West Texas Intermediate futures remained above US$72 a barrel after gaining 1.2 per cent on Friday. President Joe Biden and House Speaker Kevin McCarthy voiced confidence that their agreement will pass Congress and be signed into law, avoiding a default that would threaten a financial collapse. Treasury Secretary Janet Yellen has said the debt limit must be extended by June 5 to avoid default, giving lawmakers until next week to act on the deal. Liquidity is thin so far in trading on Monday, with the U.S. and U.K. observing national holidays.
The agreement “reduces the risk of a significant crash,” but “the outcome was pretty much priced in,” Bart Melek, global head of commodity strategy at TD Securities, said by phone. The agreement calls for reduced spending, making it “flat to modestly negative for demand.”

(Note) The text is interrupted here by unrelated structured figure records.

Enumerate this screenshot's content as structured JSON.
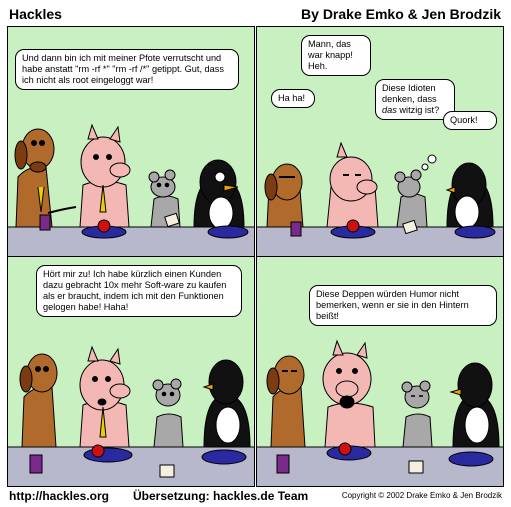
{
  "header": {
    "title": "Hackles",
    "byline": "By Drake Emko & Jen Brodzik"
  },
  "panels": [
    {
      "bubbles": [
        "Und dann bin ich mit meiner Pfote verrutscht und habe anstatt \"rm -rf *\" \"rm -rf /*\" getippt. Gut, dass ich nicht als root eingeloggt war!"
      ]
    },
    {
      "bubbles": [
        "Mann, das war knapp! Heh.",
        "Ha ha!",
        "Diese Idioten denken, dass",
        "das",
        "witzig ist?",
        "Quork!"
      ]
    },
    {
      "bubbles": [
        "Hört mir zu! Ich habe kürzlich einen Kunden dazu gebracht 10x mehr Soft-ware zu kaufen als er braucht, indem ich mit den Funktionen gelogen habe! Haha!"
      ]
    },
    {
      "bubbles": [
        "Diese Deppen würden Humor nicht bemerken, wenn er sie in den Hintern beißt!"
      ]
    }
  ],
  "footer": {
    "url": "http://hackles.org",
    "translation": "Übersetzung: hackles.de Team",
    "copyright": "Copyright © 2002 Drake Emko & Jen Brodzik"
  },
  "colors": {
    "sky": "#c8f0c0",
    "table": "#b8b8cc",
    "dog": "#b06a2c",
    "pig": "#f4b8b4",
    "mouse": "#a8a8a8",
    "penguin": "#111111",
    "plate": "#2a2aa0",
    "can": "#7a2a8a"
  }
}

Oil is 10 per cent lower this year as China’s lackluster economic recovery and the Federal Reserve’s aggressive monetary tightening weighed on the demand outlook. Russian supply has also been resilient, even after the nation said it would cut output, while domestic crude processing has dropped.
- WTI for July delivery slipped 16 cents to US$72.51 a barrel at 11:26 a.m. in New York.
- There will be no settlement Monday due to the US Memorial Day holiday, and trades will be booked on Tuesday.
- Brent for July settlement declined 37 cents to US$76.58 a barrel.